Anterior Governo desviou 201 milhões de euros do INEM para outros departamentos do Estado
O Instituto Nacional de Emergência (INEM) confessou à Inspeção-Geral das Atividades em Saúde (IGAS) que tem 33% dos meios de emergência parados na oficina. Em 7 de outubro de 2024, estavam em reparação 106 ambulâncias; 59 viaturas médicas de emergência e reanimação (VMER) – meio diferenciado que leva médicos, a grande velocidade, prestar socorro primário a pessoas em risco de vida; quatro motorizadas e um carro dedicado ao transporte dos psicólogos do INEM.

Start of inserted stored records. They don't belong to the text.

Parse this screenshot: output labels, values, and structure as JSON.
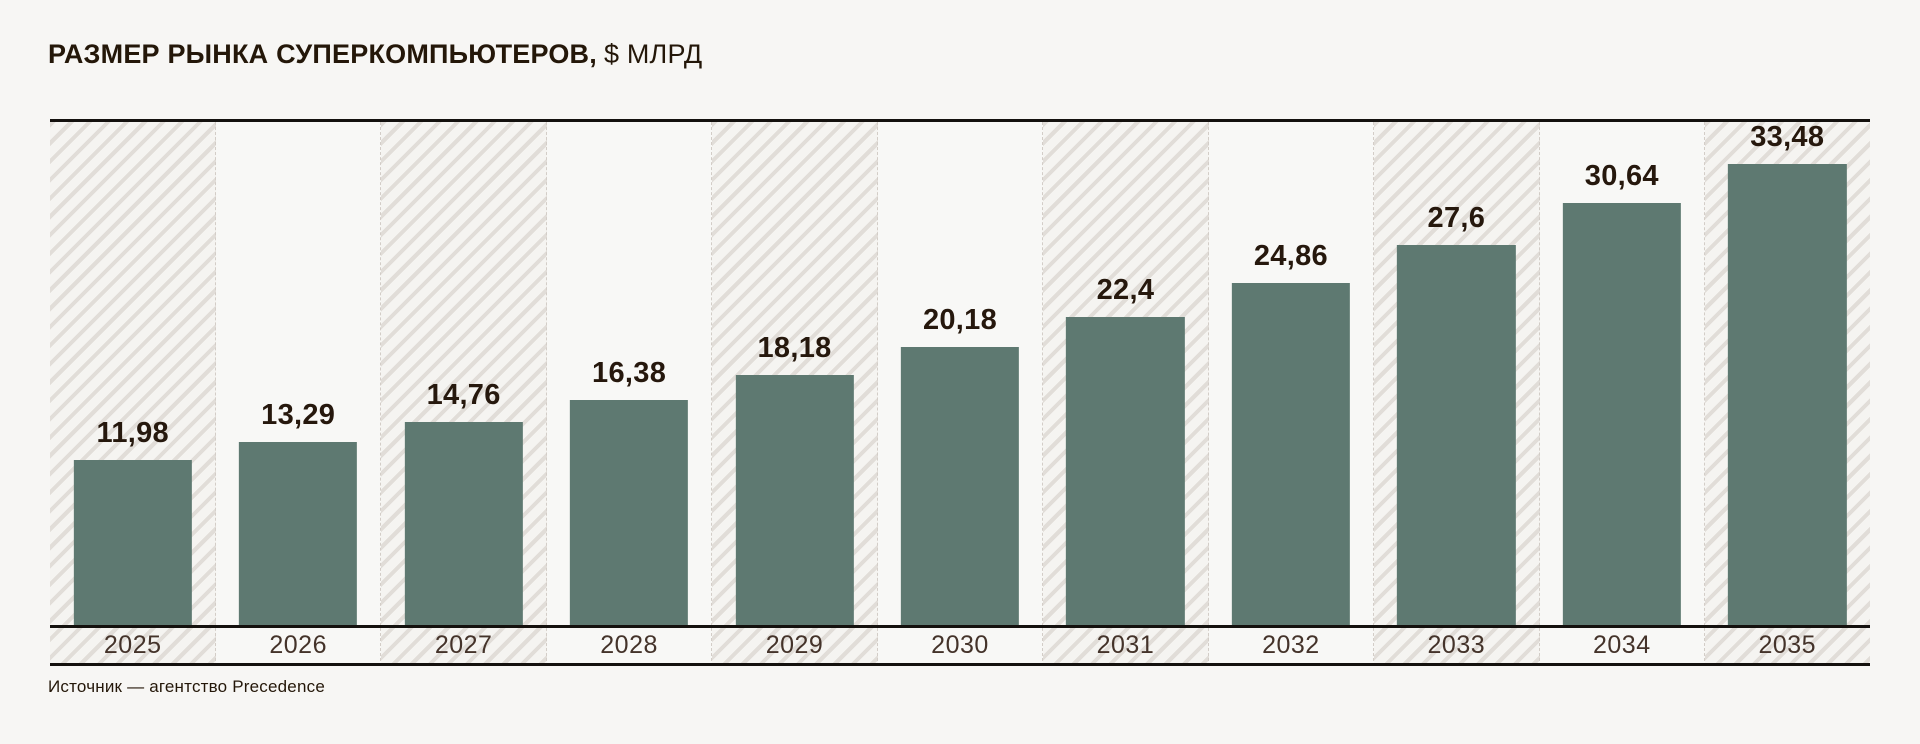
{
  "title": {
    "bold": "РАЗМЕР РЫНКА СУПЕРКОМПЬЮТЕРОВ,",
    "unit": "$ МЛРД"
  },
  "source": "Источник — агентство Precedence",
  "chart_data": {
    "type": "bar",
    "title": "РАЗМЕР РЫНКА СУПЕРКОМПЬЮТЕРОВ, $ МЛРД",
    "categories": [
      "2025",
      "2026",
      "2027",
      "2028",
      "2029",
      "2030",
      "2031",
      "2032",
      "2033",
      "2034",
      "2035"
    ],
    "values": [
      11.98,
      13.29,
      14.76,
      16.38,
      18.18,
      20.18,
      22.4,
      24.86,
      27.6,
      30.64,
      33.48
    ],
    "value_labels": [
      "11,98",
      "13,29",
      "14,76",
      "16,38",
      "18,18",
      "20,18",
      "22,4",
      "24,86",
      "27,6",
      "30,64",
      "33,48"
    ],
    "xlabel": "",
    "ylabel": "$ млрд",
    "ylim": [
      0,
      33.48
    ],
    "grid": false,
    "legend": "none",
    "decimal_separator": ",",
    "hatched_columns_pattern": "every odd column (2025, 2027, 2029, 2031, 2033, 2035) has diagonal hatching",
    "colors": {
      "bar": "#5e7971",
      "title_text": "#241709",
      "value_text": "#26180d",
      "year_text": "#44332a",
      "rule": "#14110e",
      "background": "#f7f6f4",
      "column_plain": "#f8f8f6",
      "hatch_base": "#f5f4f1",
      "hatch_stripe": "#e1ddd8",
      "separator": "#d3cdc7"
    }
  }
}
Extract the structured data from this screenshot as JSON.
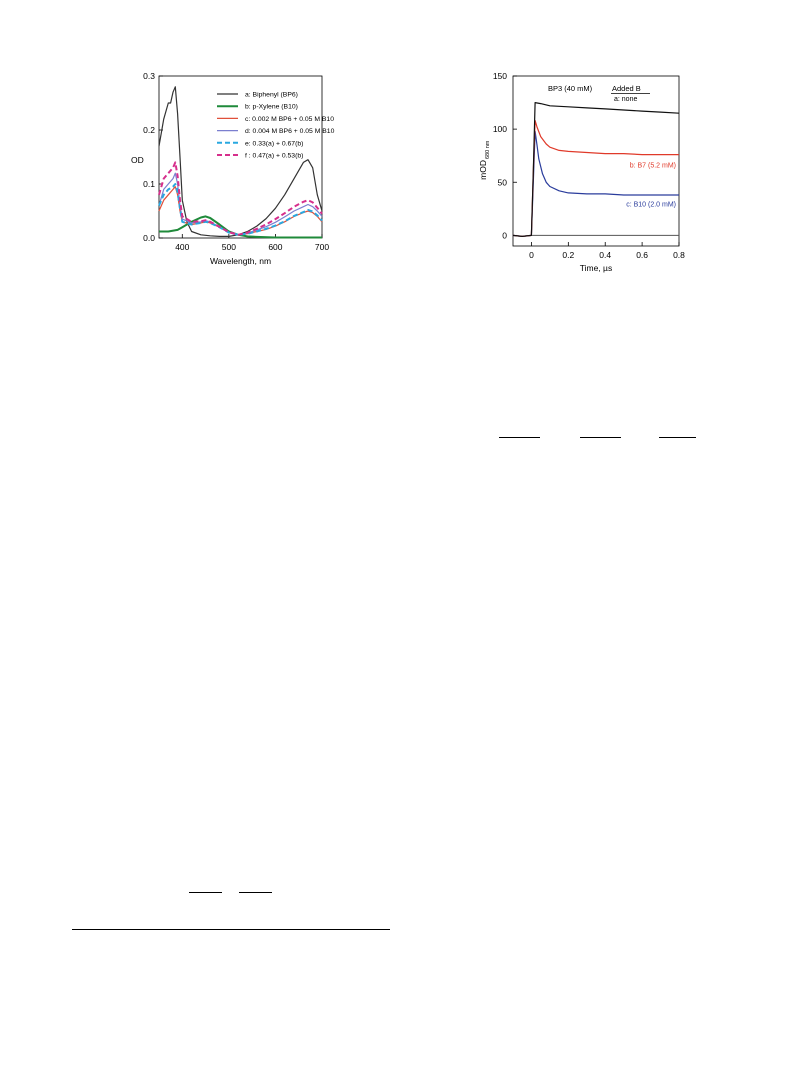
{
  "chart_data": [
    {
      "type": "line",
      "title": "",
      "xlabel": "Wavelength, nm",
      "ylabel": "OD",
      "xlim": [
        350,
        700
      ],
      "ylim": [
        0,
        0.3
      ],
      "xticks": [
        {
          "v": 400,
          "label": "400"
        },
        {
          "v": 500,
          "label": "500"
        },
        {
          "v": 600,
          "label": "600"
        },
        {
          "v": 700,
          "label": "700"
        }
      ],
      "yticks": [
        {
          "v": 0,
          "label": "0.0"
        },
        {
          "v": 0.1,
          "label": "0.1"
        },
        {
          "v": 0.2,
          "label": "0.2"
        },
        {
          "v": 0.3,
          "label": "0.3"
        }
      ],
      "legend_position": "upper-middle",
      "series": [
        {
          "name": "a: Biphenyl (BP6)",
          "color": "#333333",
          "width": 1.2,
          "dash": "",
          "x": [
            350,
            360,
            370,
            375,
            380,
            385,
            390,
            395,
            400,
            410,
            420,
            440,
            460,
            480,
            500,
            520,
            540,
            560,
            580,
            600,
            620,
            640,
            660,
            670,
            680,
            690,
            700
          ],
          "y": [
            0.17,
            0.22,
            0.25,
            0.25,
            0.27,
            0.28,
            0.23,
            0.15,
            0.07,
            0.03,
            0.012,
            0.006,
            0.004,
            0.003,
            0.003,
            0.006,
            0.012,
            0.022,
            0.036,
            0.055,
            0.08,
            0.11,
            0.14,
            0.145,
            0.13,
            0.08,
            0.05
          ]
        },
        {
          "name": "b: p-Xylene (B10)",
          "color": "#1f8a3a",
          "width": 2,
          "dash": "",
          "x": [
            350,
            370,
            390,
            400,
            420,
            440,
            450,
            460,
            480,
            500,
            520,
            540,
            560,
            600,
            650,
            700
          ],
          "y": [
            0.012,
            0.012,
            0.015,
            0.02,
            0.03,
            0.038,
            0.04,
            0.037,
            0.025,
            0.012,
            0.006,
            0.003,
            0.002,
            0.001,
            0.001,
            0.001
          ]
        },
        {
          "name": "c: 0.002 M BP6 + 0.05 M B10",
          "color": "#e0503a",
          "width": 1.2,
          "dash": "",
          "x": [
            350,
            360,
            370,
            380,
            385,
            390,
            395,
            400,
            420,
            440,
            450,
            460,
            480,
            500,
            520,
            540,
            560,
            580,
            600,
            620,
            640,
            660,
            670,
            680,
            690,
            700
          ],
          "y": [
            0.05,
            0.07,
            0.08,
            0.09,
            0.095,
            0.08,
            0.05,
            0.03,
            0.025,
            0.028,
            0.03,
            0.028,
            0.02,
            0.01,
            0.006,
            0.008,
            0.012,
            0.016,
            0.022,
            0.03,
            0.04,
            0.047,
            0.05,
            0.047,
            0.04,
            0.03
          ]
        },
        {
          "name": "d: 0.004 M BP6 + 0.05 M B10",
          "color": "#7b7fcf",
          "width": 1.2,
          "dash": "",
          "x": [
            350,
            360,
            370,
            380,
            385,
            390,
            395,
            400,
            420,
            440,
            450,
            460,
            480,
            500,
            520,
            540,
            560,
            580,
            600,
            620,
            640,
            660,
            670,
            680,
            690,
            700
          ],
          "y": [
            0.06,
            0.09,
            0.1,
            0.11,
            0.12,
            0.1,
            0.06,
            0.035,
            0.028,
            0.03,
            0.032,
            0.03,
            0.02,
            0.01,
            0.006,
            0.009,
            0.015,
            0.021,
            0.029,
            0.039,
            0.05,
            0.058,
            0.062,
            0.058,
            0.05,
            0.04
          ]
        },
        {
          "name": "e: 0.33(a) + 0.67(b)",
          "color": "#29a8e0",
          "width": 2,
          "dash": "5 3",
          "x": [
            350,
            360,
            370,
            380,
            385,
            390,
            395,
            400,
            420,
            440,
            450,
            460,
            480,
            500,
            520,
            540,
            560,
            580,
            600,
            620,
            640,
            660,
            670,
            680,
            690,
            700
          ],
          "y": [
            0.06,
            0.08,
            0.09,
            0.095,
            0.1,
            0.085,
            0.055,
            0.03,
            0.025,
            0.028,
            0.03,
            0.028,
            0.02,
            0.01,
            0.006,
            0.008,
            0.012,
            0.017,
            0.023,
            0.031,
            0.041,
            0.048,
            0.052,
            0.049,
            0.042,
            0.032
          ]
        },
        {
          "name": "f : 0.47(a) + 0.53(b)",
          "color": "#d62f8c",
          "width": 2,
          "dash": "5 3",
          "x": [
            350,
            360,
            370,
            380,
            385,
            390,
            395,
            400,
            420,
            440,
            450,
            460,
            480,
            500,
            520,
            540,
            560,
            580,
            600,
            620,
            640,
            660,
            670,
            680,
            690,
            700
          ],
          "y": [
            0.08,
            0.11,
            0.12,
            0.13,
            0.14,
            0.115,
            0.07,
            0.04,
            0.03,
            0.031,
            0.033,
            0.03,
            0.021,
            0.011,
            0.006,
            0.01,
            0.017,
            0.025,
            0.035,
            0.046,
            0.058,
            0.067,
            0.07,
            0.066,
            0.056,
            0.045
          ]
        }
      ]
    },
    {
      "type": "line",
      "title": "BP3 (40 mM)",
      "xlabel": "Time, µs",
      "ylabel": "mOD",
      "ylabel_sub": "680 nm",
      "xlim": [
        -0.1,
        0.8
      ],
      "ylim": [
        -10,
        150
      ],
      "xticks": [
        {
          "v": 0,
          "label": "0"
        },
        {
          "v": 0.2,
          "label": "0.2"
        },
        {
          "v": 0.4,
          "label": "0.4"
        },
        {
          "v": 0.6,
          "label": "0.6"
        },
        {
          "v": 0.8,
          "label": "0.8"
        }
      ],
      "yticks": [
        {
          "v": 0,
          "label": "0"
        },
        {
          "v": 50,
          "label": "50"
        },
        {
          "v": 100,
          "label": "100"
        },
        {
          "v": 150,
          "label": "150"
        }
      ],
      "legend_title": "Added B",
      "baseline": 0,
      "series": [
        {
          "name": "a: none",
          "color": "#111111",
          "x": [
            -0.1,
            -0.05,
            0,
            0.01,
            0.02,
            0.05,
            0.1,
            0.2,
            0.3,
            0.4,
            0.5,
            0.6,
            0.7,
            0.8
          ],
          "y": [
            0,
            -1,
            0,
            60,
            125,
            124,
            122,
            121,
            120,
            119,
            118,
            117,
            116,
            115
          ]
        },
        {
          "name": "b: B7 (5.2 mM)",
          "color": "#e03a2a",
          "x": [
            -0.1,
            -0.05,
            0,
            0.01,
            0.02,
            0.03,
            0.05,
            0.08,
            0.1,
            0.15,
            0.2,
            0.3,
            0.4,
            0.5,
            0.6,
            0.7,
            0.8
          ],
          "y": [
            0,
            -1,
            0,
            60,
            108,
            102,
            93,
            86,
            83,
            80,
            79,
            78,
            77,
            77,
            76,
            76,
            76
          ],
          "label_at": [
            0.8,
            64
          ]
        },
        {
          "name": "c: B10 (2.0 mM)",
          "color": "#2a3c9c",
          "x": [
            -0.1,
            -0.05,
            0,
            0.01,
            0.02,
            0.03,
            0.04,
            0.06,
            0.08,
            0.1,
            0.15,
            0.2,
            0.3,
            0.4,
            0.5,
            0.6,
            0.7,
            0.8
          ],
          "y": [
            0,
            -1,
            0,
            50,
            98,
            85,
            72,
            58,
            50,
            46,
            42,
            40,
            39,
            39,
            38,
            38,
            38,
            38
          ],
          "label_at": [
            0.8,
            27
          ]
        }
      ]
    }
  ]
}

A frota passa os dias na oficina porque está envelhecida e incapaz de responder com eficácia às exigências da sua missão. Dos 524 veículos de emergência médica, 77% têm dez ou mais anos de serviço. “A antiguidade da frota, bem como a sua utilização em condições bastante exigentes, causa constrangimentos operacionais”, descreve a IGAS, no relatório de auditoria a que a TVI e a CNN tiveram acesso. O anterior Governo, numa resolução de Conselho de Ministro datada de 11 de dezembro de 2023, também reconheceu que “a frota do INEM apresenta desgaste significativo, relacionado com a sua permanente utilização em condições bastante exigentes, bem como com o tempo de vida de muitos veículos”. Ora, uma frota de chaços velhos, forçada a acelerar diariamente em missões de socorro, “causa constrangimentos operacionais e aumento da despesa pública, visto que muitas das viaturas necessitam de reparação e manutenção frequentes e avultadas”.
O problema é que a aquisição de novas ambulâncias e VMER está atrasada, há mais de um ano, no labirinto burocrático do Estado. A IGAS recomenda “celeridade” à Entidade de Serviços Partilhados da Administração Pública (ESPAP), instituto público responsável pelo “procedimento pré-contratual” obrigatório por lei. “Até à data, na página eletrónica da ESPAP, ainda não se encontra publicitada ‘Consulta Pública’ ou ‘Concurso Público’ a decorrer neste âmbito”, lamenta o relato de auditoria, assinado pelo inspetor-geral, Carlos Caeiro Carapeto, em 20 de dezembro de 2024.
O “saco azul” do Ministério da Saúde
O INEM não recebe um euro do Orçamento de Estado. É integralmente financiado, para todas as suas necessidades, pelas taxas que os portugueses pagam nos seguros de vida, automóvel, saúde e acidentes pessoais. O problema é que foi obrigado, pelo anterior Governo, a transferir os seus saldos de gerência para outros departamentos do Estado, conforme avançado há meses pelo canal “A Cor do Dinheiro”.
Em 2019, na expressão do Relatório & Contas do INEM, “foi instrumentalizada a entrega” de 89,9 milhões de euros (M€) a três departamentos: Direção-Geral da Saúde, Administração Central do Sistema de Saúde e Instituto Nacional de Saúde Doutor Ricardo Jorge (INSA). O presidente do INEM à época dos factos só viria a queixar-se publicamente quando já estava demissionário. “O INEM ficou sem uma almofada financeira muito relevante, que podia ser usada para aquisição de viaturas por parte dos bombeiros – e deixou de ter essa capacidade”, declarou Luís Meira, na comissão parlamentar de Saúde, em 19 de julho de 2024.
Nos anos seguintes, o INEM continuou a servir de “peteiro” a necessidades do Ministério da Saúde estranhas à legislação das taxas sobre os seguros. Em 2020, foi forçado a transferir 76,7M€; em 2021, 6,1 M€; em 2022, 15,5 M€; e, em 2023, 12,6M€, dos quais 6M€ para a aquisição de certificados de Dívida Pública. Em cinco anos, a “instrumentalização” do INEM chegou aos 200,8M€. O dinheiro nunca mais voltou para trás. “Na altura, várias vezes questionei a tutela sobre o eventual ressarcimento, mas sem sucesso”, desabafou Luís Meira. O ex-presidente relatou ter sido “obrigado” por despacho, até da secretária de Estado do Orçamento. “Nós sempre defendemos que não devia haver essa transferência, o saldo de gerência devia ser reinvestido nas necessidades de renovação da frota e de equipamentos do instituto”, consignou.
Muito crítico do uso do INEM como “saco azul” do Ministério da Saúde mostrou-se o cirurgião pediátrico que presidiu ao organismo entre 2010 e 2013. “É dinheiro dos seguros. Uma seguradora, se paga uma taxa, está à espera que o INEM lhe reduza os custos com os sinistrados, que haja menos lesões para tratar. Se esse dinheiro é desviado para outros fins, as seguradoras e os cidadãos estão a ser defraudados”, declarou Miguel Soares Oliveira à CNN Portugal.